Motorola: Moto Z bekommt keine monatlichen Security-Updates
Motorola hat auf Anfrage von Ars Technica(öffnet im neuen Fenster) bestätigt, dass der Hersteller die monatlichen Updates mit Googles aktuellem Sicherheits-Patch für "schwierig" halte. Stattdessen will der zu Lenovo gehörende Hersteller lieber gebündelte Sicherheitsaktualisierungen in größeren Abständen oder gar nur in Betriebssystem-Upgrades verteilen.

Keine monatlichen Updates für neues Top-Gerät
Von dieser Regelung sind nicht nur ältere oder preiswerte Motorola-Modelle betroffen, sondern auch das neue Top-Gerät Moto Z. Ars Technica hatte im Test des Smartphones festgestellt, dass es keine monatlichen Updates erhält. Der Sicherheits-Patch ist immer noch der vom Mai 2016 – Google hat allerdings schon längst den Patch für Juli 2016 veröffentlicht.

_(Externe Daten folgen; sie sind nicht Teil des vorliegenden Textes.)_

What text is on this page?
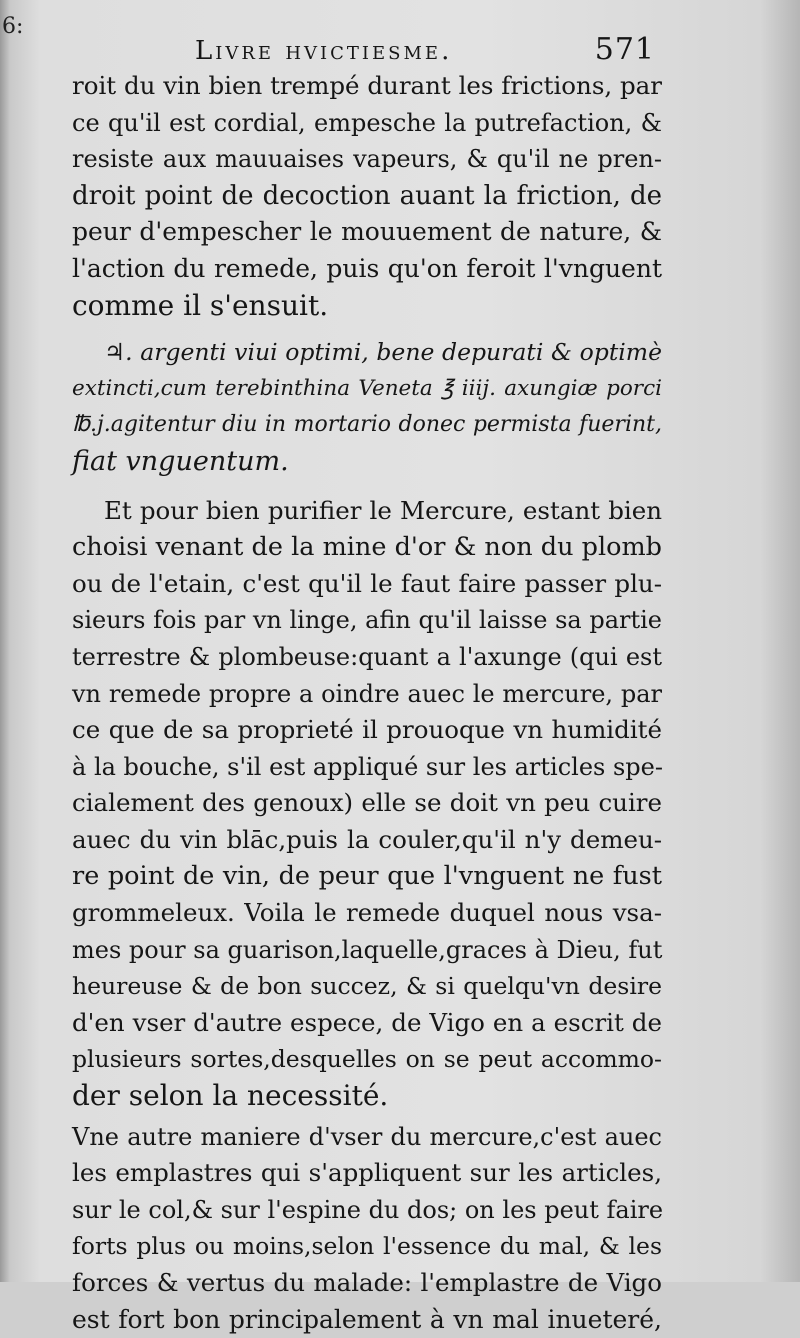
6:
Livre hvictiesme.	571
roit du vin bien trempé durant les frictions, par
ce qu'il est cordial, empesche la putrefaction, &
resiste aux mauuaises vapeurs, & qu'il ne pren-
droit point de decoction auant la friction, de
peur d'empescher le mouuement de nature, &
l'action du remede, puis qu'on feroit l'vnguent
comme il s'ensuit.
♃. argenti viui optimi, bene depurati & optimè
extincti,cum terebinthina Veneta ℥ iiij. axungiæ porci
℔.j.agitentur diu in mortario donec permista fuerint,
fiat vnguentum.
Et pour bien purifier le Mercure, estant bien
choisi venant de la mine d'or & non du plomb
ou de l'etain, c'est qu'il le faut faire passer plu-
sieurs fois par vn linge, afin qu'il laisse sa partie
terrestre & plombeuse:quant a l'axunge (qui est
vn remede propre a oindre auec le mercure, par
ce que de sa proprieté il prouoque vn humidité
à la bouche, s'il est appliqué sur les articles spe-
cialement des genoux) elle se doit vn peu cuire
auec du vin blāc,puis la couler,qu'il n'y demeu-
re point de vin, de peur que l'vnguent ne fust
grommeleux. Voila le remede duquel nous vsa-
mes pour sa guarison,laquelle,graces à Dieu, fut
heureuse & de bon succez, & si quelqu'vn desire
d'en vser d'autre espece, de Vigo en a escrit de
plusieurs sortes,desquelles on se peut accommo-
der selon la necessité.
Vne autre maniere d'vser du mercure,c'est auec
les emplastres qui s'appliquent sur les articles,
sur le col,& sur l'espine du dos; on les peut faire
forts plus ou moins,selon l'essence du mal, & les
forces & vertus du malade: l'emplastre de Vigo
est fort bon principalement à vn mal inueteré,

Zwar versichert Motorola, dass das Moto Z regelmäßig Updates erhalten werde – die Notwendigkeit einer monatlichen Veröffentlichung sieht der Hersteller aber offenbar nicht. Diese Entscheidung ist mehr als fragwürdig, wenn man sich die Liste der monatlich mit dem Sicherheits-Patch abgedeckten Probleme anschaut – etwa beim Juli 2016(öffnet im neuen Fenster).
Google bietet monatlichen Patch an
Im Zuge der Stagefright-Bedrohung hatte Google die Veröffentlichung eines monatlichen Sicherheits-Patches eingeführt. Einige Smartphone-Hersteller veröffentlichen seitdem regelmäßig Sicherheitsupdates.
Dass Motorola es gerade bei seinem aktuellen Top-Gerät nicht für nötig hält, diese Updates ebenfalls zu verteilen, lässt das Sicherheitsbewusstsein des Herstellers fragwürdig erscheinen. Nutzer des Moto Z oder auch des Moto G4 und weiterer Modelle können so nicht sicher sein, wie lange sie auf eine möglicherweise sinnvolle Sicherheitsaktualisierung warten müssen.